Later came fallings away, first during university years at Gainesville, mentally, emotionally, intellectually. It takes a thinking kid, specifically a sophomore, to explore, realize, discover, decide that he is what he is not because of the truth that is to be found at the bottom of some bottomless Well of Truth, but because of his culture -- and he decides to throw it over and be -- what? agnostic? atheist? Intellectually, it’s a sophomore’s realm that makes one feel unique, heady, smug, superior. As though he’s the First Sophomore of all time, with realizations that no one else has ever had before. Been there. Quietly contemptuous of literalists, fundamentalists, emotional religion and all who haven’t come to the realizations that I’ve come to. Anyone who hasn’t been there and never goes there misses part of the joy, pain, freedom, anguish, release, loneliness, exultation of growing up. Waking up your first morning in your college dorm room miles from home and parents, free of supervision, free to think, free to be, free to experiment with failure, brilliance, stupidity.
Anyone who doesn’t eventually grow out of it either has an intellect that will not tolerate things unseen and questions without rational answers, or regards oneself superior to accumulated human wisdom of the ages (been there), or is plain too damn lazy to read and explore and think beyond the Sunday morning ringing alarm clock. W -- the smartest, most intelligent, most admirable, highest integrity, most brilliant friend of my childhood years first through twelfth grades -- W was in the first category above. Raised RC, ultimately rational, W never ceased being too intellectual to swim in the pool or drink the wine. God has lots of people like W, for whom both creation and my own life were richer.

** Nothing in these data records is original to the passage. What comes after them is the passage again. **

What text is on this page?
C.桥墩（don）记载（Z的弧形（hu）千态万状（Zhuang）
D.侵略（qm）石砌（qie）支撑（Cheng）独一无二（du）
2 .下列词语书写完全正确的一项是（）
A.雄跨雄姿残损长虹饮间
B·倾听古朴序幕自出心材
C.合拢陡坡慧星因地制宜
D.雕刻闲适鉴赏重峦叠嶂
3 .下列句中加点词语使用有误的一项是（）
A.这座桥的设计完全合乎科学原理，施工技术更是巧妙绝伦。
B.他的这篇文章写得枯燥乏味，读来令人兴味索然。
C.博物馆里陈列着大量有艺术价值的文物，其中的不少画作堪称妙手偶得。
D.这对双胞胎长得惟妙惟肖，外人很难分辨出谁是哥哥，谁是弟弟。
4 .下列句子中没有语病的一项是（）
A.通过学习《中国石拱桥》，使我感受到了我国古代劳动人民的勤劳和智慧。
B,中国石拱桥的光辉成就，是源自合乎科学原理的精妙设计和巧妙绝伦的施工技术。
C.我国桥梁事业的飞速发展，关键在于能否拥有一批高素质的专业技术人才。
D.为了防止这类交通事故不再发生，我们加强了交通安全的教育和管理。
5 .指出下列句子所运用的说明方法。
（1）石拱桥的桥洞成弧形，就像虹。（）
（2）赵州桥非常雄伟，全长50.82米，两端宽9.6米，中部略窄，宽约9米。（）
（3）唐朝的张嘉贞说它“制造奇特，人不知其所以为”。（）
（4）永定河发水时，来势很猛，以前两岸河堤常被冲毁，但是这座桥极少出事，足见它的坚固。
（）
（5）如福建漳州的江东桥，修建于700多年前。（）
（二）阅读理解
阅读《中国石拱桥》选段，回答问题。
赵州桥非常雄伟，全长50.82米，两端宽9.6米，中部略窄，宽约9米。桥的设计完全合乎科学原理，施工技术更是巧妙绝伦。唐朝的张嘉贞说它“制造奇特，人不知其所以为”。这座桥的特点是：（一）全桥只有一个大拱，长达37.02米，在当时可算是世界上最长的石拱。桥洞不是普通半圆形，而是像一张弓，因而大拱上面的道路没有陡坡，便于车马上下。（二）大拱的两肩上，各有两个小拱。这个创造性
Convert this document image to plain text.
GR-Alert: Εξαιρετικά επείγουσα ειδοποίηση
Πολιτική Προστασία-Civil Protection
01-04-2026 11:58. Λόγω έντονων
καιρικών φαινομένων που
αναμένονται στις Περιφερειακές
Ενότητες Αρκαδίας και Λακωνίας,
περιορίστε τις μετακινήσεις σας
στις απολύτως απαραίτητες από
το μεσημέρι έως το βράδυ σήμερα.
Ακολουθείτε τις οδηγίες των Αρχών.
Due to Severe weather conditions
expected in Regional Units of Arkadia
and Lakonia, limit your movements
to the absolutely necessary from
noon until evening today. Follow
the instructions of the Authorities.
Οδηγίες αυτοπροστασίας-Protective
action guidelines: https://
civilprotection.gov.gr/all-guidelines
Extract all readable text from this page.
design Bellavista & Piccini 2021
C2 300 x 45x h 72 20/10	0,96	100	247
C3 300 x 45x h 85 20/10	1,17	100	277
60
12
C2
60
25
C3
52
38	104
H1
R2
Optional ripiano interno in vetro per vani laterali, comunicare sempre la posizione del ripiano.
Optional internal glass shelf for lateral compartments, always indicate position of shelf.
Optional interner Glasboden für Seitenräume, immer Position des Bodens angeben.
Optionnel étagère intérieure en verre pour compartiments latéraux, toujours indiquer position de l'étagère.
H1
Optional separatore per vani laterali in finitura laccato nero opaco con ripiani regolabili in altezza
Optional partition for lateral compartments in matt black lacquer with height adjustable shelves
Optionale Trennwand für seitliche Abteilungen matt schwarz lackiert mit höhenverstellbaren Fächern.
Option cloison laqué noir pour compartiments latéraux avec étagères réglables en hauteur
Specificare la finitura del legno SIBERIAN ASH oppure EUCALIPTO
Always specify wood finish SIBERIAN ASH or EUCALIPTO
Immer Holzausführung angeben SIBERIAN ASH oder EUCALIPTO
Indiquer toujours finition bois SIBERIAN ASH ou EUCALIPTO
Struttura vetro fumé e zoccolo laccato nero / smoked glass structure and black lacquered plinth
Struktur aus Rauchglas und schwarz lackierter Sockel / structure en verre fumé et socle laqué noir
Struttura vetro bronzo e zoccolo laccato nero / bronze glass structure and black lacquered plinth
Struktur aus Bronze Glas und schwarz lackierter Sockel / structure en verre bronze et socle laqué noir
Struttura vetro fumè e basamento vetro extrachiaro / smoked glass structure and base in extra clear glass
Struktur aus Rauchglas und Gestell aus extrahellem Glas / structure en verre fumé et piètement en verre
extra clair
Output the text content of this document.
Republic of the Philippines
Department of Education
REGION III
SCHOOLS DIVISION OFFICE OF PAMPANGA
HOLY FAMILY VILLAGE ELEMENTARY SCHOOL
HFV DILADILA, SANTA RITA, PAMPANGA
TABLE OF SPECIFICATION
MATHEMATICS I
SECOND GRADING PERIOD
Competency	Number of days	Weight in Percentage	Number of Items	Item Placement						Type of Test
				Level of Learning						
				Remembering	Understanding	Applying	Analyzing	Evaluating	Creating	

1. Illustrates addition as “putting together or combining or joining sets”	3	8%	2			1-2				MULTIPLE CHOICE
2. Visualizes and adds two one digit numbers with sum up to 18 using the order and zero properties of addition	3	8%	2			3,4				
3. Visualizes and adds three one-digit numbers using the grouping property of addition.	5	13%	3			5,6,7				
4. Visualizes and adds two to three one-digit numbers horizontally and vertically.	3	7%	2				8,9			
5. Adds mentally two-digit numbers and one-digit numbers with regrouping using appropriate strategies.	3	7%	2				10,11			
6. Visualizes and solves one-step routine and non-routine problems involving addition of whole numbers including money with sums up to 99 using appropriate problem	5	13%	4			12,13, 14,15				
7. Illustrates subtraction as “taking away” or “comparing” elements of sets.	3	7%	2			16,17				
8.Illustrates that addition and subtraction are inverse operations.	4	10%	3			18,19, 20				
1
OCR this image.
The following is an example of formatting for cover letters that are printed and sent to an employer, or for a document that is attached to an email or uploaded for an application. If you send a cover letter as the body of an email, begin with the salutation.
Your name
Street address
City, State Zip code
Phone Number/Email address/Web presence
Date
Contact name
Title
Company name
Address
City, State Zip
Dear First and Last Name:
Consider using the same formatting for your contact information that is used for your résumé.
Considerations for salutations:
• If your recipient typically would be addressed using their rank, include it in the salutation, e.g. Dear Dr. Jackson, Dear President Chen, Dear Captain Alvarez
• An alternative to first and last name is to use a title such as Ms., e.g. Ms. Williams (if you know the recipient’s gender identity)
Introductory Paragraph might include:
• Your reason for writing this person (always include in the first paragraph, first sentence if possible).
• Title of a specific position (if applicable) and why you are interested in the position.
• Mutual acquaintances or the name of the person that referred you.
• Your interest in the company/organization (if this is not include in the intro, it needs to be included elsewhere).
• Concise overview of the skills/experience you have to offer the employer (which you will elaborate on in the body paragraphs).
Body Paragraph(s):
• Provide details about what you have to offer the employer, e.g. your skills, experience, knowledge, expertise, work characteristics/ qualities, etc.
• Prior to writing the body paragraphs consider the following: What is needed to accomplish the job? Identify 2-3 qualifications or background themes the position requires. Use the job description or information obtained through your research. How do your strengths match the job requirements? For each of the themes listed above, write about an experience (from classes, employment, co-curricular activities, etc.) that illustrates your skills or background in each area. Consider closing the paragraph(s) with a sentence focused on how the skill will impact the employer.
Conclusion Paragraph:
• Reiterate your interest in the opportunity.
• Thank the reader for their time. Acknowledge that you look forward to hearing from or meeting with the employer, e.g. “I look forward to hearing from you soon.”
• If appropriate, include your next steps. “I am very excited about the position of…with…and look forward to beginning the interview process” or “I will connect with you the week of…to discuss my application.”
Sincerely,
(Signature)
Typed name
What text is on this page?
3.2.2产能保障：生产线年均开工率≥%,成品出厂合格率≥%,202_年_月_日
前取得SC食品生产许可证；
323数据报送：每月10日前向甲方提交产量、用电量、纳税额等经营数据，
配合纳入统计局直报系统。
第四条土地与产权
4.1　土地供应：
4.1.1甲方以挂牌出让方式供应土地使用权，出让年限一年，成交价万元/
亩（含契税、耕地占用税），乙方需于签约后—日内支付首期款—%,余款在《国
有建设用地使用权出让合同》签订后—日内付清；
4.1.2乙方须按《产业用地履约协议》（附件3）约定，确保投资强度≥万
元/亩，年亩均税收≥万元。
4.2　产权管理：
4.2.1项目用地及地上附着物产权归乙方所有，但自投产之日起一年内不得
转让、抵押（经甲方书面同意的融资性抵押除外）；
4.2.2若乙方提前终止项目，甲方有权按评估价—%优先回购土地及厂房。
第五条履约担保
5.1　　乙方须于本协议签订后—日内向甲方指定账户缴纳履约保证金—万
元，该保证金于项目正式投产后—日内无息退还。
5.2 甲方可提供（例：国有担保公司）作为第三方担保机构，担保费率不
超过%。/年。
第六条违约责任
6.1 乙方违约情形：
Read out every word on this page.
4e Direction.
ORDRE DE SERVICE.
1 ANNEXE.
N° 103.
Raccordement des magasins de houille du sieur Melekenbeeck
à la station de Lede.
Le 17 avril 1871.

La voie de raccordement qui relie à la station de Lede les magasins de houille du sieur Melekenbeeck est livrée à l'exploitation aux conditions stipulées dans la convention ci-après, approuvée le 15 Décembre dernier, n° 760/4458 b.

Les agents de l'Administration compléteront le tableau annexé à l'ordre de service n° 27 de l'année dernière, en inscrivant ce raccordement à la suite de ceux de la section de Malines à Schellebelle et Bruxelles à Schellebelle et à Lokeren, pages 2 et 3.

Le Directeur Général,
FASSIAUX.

My comings back were not rational, but decisional: let it be, let it be so. No one need click through bits and pieces of true religion and check off each one as “Right, believe that one. Next? Yep, believe that one. Next? Dunno about that one. Next?” The whole thing needn’t be bought or chucked based on one or more propositions. One may decide to simply let it be. Perhaps because, as a seminary professor scolded our class one morning, Don’t judge the fundamentalists so critically, they may be right -- and -- That I believe does not make it so; that I doubt does not make it false; it cannot be either proved or disproved in this life; and so I am free to decide for myself -- based on -- whatever factors suit me. I can decide to let it be. Decide to accept it. Decide and commit to believing it. Decide to explore it further. Or I can decide to -- skip it. Or to deny it. When all is said and done, and barring actual persuasion or some Bunyanesque conversion experience a la Grace Abounding To The Chief of Sinners, it is, after a certain point of no return, an intellectual decision.
Fallibilism as opposed to skepticism, agnosticism or atheism. And never certitude or finality. Keep exploring. It’s part of my adult decision to be Christian, but only and specifically Anglican Christian.